Memoir Writers’ Top Picks for Memoirs to Read
I asked members from some of my memoir writing groups on Facebook what their top picks are for memoirs, past and current-day. Along with the Goodreads 2021 favorites, here are some of their recommendations for memoirs to read (not in any particular order):
- The Glass Castle by Jeannette Walls
- Angela’s Ashes by Frank McCourt
- Sunlight on My Shadow by Judy Liautaud
- It’s Trevor Noah: Born a Crime by Trevor Noah
- Inheritance by Dani Shapiro
- Wild: From Lost to Found on the Pacific Crest Trail by Cheryl Strayed
- Educated by Tara Westover
- Maid by Stephanie Land
- Wildflower by Dr Teresa Van Woy
- Liars' Club by Mary Carr
- Wild Game by Adrienne Brodeur
- What We Carry by Maya Lang
- Dreamseller by Brandon Novak
- Aftershocks by Nadia Owusu
- The Soul of a Woman by Isabel Allende
- This Boy’s Life by Tobias Wolff
- Breaking Night by Liz Murray
- Brain on Fire by Susannah Cahalan
- Drinking: A Love Story by Caroline Knapp
- My Salinger Year by Joanna Rakoff
- The Year of Magical Thinking by Joan Didion
- The Sound of Gravel by Ruth Wariner
- Out of Africa by Isak Dinesen
- North of Normal and Nearly Normal by Cea Sunrise Person
- A Movable Feast by Ernest Hemingway
- Where the Past Begins: Memory and Imagination by Amy Tan
- Girl Unbroken by Regina Calcaterra
My Memoir Picks This Year
- When Breath Becomes Air by Paul Kalanithi - I’ve re-read this book a few times now, and I recommend it frequently. The author’s writing style is compelling. He’s a neurosurgeon, and he understands his own terminal diagnosis with a gravity that’s heart wrenching. He also delves into the world of medicine and the reality of mortality in a way that’s as authentic as it comes without being sentimental.

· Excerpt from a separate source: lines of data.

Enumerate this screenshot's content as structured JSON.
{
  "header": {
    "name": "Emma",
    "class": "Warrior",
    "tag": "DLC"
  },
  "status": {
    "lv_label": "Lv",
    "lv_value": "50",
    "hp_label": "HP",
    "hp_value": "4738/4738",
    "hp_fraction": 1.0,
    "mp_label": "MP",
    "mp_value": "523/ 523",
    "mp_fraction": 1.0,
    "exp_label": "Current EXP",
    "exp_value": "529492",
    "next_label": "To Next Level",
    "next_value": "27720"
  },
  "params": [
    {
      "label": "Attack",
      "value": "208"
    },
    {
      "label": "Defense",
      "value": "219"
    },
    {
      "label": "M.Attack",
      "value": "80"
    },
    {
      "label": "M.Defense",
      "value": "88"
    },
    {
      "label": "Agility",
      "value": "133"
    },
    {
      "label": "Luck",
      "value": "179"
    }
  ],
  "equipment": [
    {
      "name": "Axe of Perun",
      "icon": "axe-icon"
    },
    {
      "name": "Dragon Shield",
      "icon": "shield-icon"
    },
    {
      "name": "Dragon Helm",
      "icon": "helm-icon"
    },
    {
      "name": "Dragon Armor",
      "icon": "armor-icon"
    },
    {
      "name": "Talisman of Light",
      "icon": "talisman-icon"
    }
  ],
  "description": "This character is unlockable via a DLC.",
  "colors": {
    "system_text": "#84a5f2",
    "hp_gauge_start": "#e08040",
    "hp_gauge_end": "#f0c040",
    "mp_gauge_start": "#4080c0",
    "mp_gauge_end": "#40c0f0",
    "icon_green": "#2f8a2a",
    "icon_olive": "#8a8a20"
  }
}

- Keep Moving by Maggie Smith - Smith is a poet, and she weaves her verse seamlessly into this book of personal essays and reflections that are deeply personal and profoundly poetic.
- The memoir by my bedside right now is Glennon Doyle’s Untamed. I’m late to the party with this one. I’ve had it on my bookshelf for a while, but once I listened to her podcast, “We Can Do Hard Things,” I moved it to the top of my stack.